It’s not the most likely place to come across a 1960s architectural masterpiece. But then rugged County Donegal, ever by the sea, is full of surprises. A few kilometres north of the lively town of Buncrana, on a wild and windy and windswept road, a Celtic corniche eventually leading to Dunree Head, stands Our Lady Star of the Sea Church in the otherwise little known townland of Desertegney. Indeed, on an especially inclement day the white architecture merges with the swirling white clouds and almost disappears.
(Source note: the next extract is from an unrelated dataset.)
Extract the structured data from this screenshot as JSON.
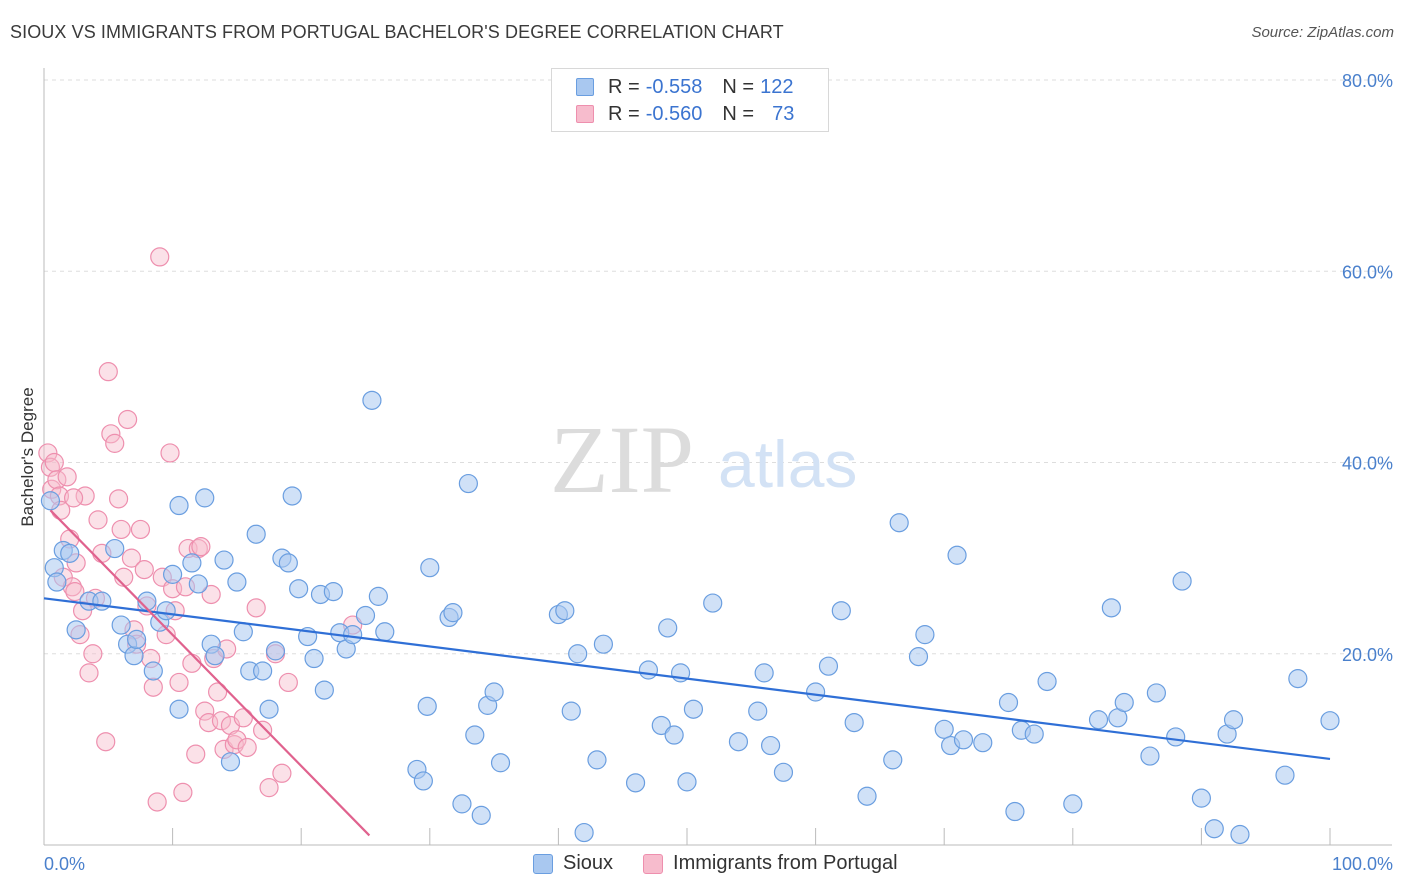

This is the third in a series of seven churches architect Liam McCormick (1916 to 1996) bestowed on this most northwest of Irish counties. Donaghmore (gable ended, almost domestic scaled, spirelet rising from roof ridge) is his only Presbyterian church; the rest are Catholic. Church of St Aengus Burt (circular plan, swooping asymmetric roof, stone walls) is his most celebrated, the recipient of endless awards. St Michael’s Church Creeslough (sculptural mound, irregular groupings of oblong windows) is clearly inspired by Le Corbusier’s Notre-Dame du Haut. St Conal’s Church Glenties (triangular buttresses, huge monopitched roofs) is sharp angled. St Peter’s Church Milford (obtuse angled front, standalone bell tower) is his least radical design. St Patrick’s Church Murlog (large cruciform plan, splayed walls).

Our Lady of the Sea is by name and nature nautical. The long low main building with its western bell end shape and high porthole like windows is reminiscent of a boat come ashore. This was the architect’s direct response to the site which overlooks Lough Swilly on a clear day. The modernist minimalist bell tower linked to the church by a glazed vestibule is a daring concept of geometry, a clever combination of solid and void, a religious lighthouse. Liam McCormick was a great yachtsman.

The National Inventory of Architectural Heritage, County Donegal, 2014, states, “Church architecture did not evolve again until well after World War II, when a response was required to reflect the Second Vatican Council (1962 to 1965) with its renewed emphasis on the collective experience of the faithful. Nowhere in Ireland was this achieved more successfully than in Donegal by Liam McCormick whose church designs broke completely with earlier conservative models. While his buildings make reference to the past in their use of familiar vernacular forms and textures, they also respond to place and the Donegal landscape. In several cases the sites were selected by the architect and the manipulation of both the building and it is a precious part of their impact that is sometimes overlooked.”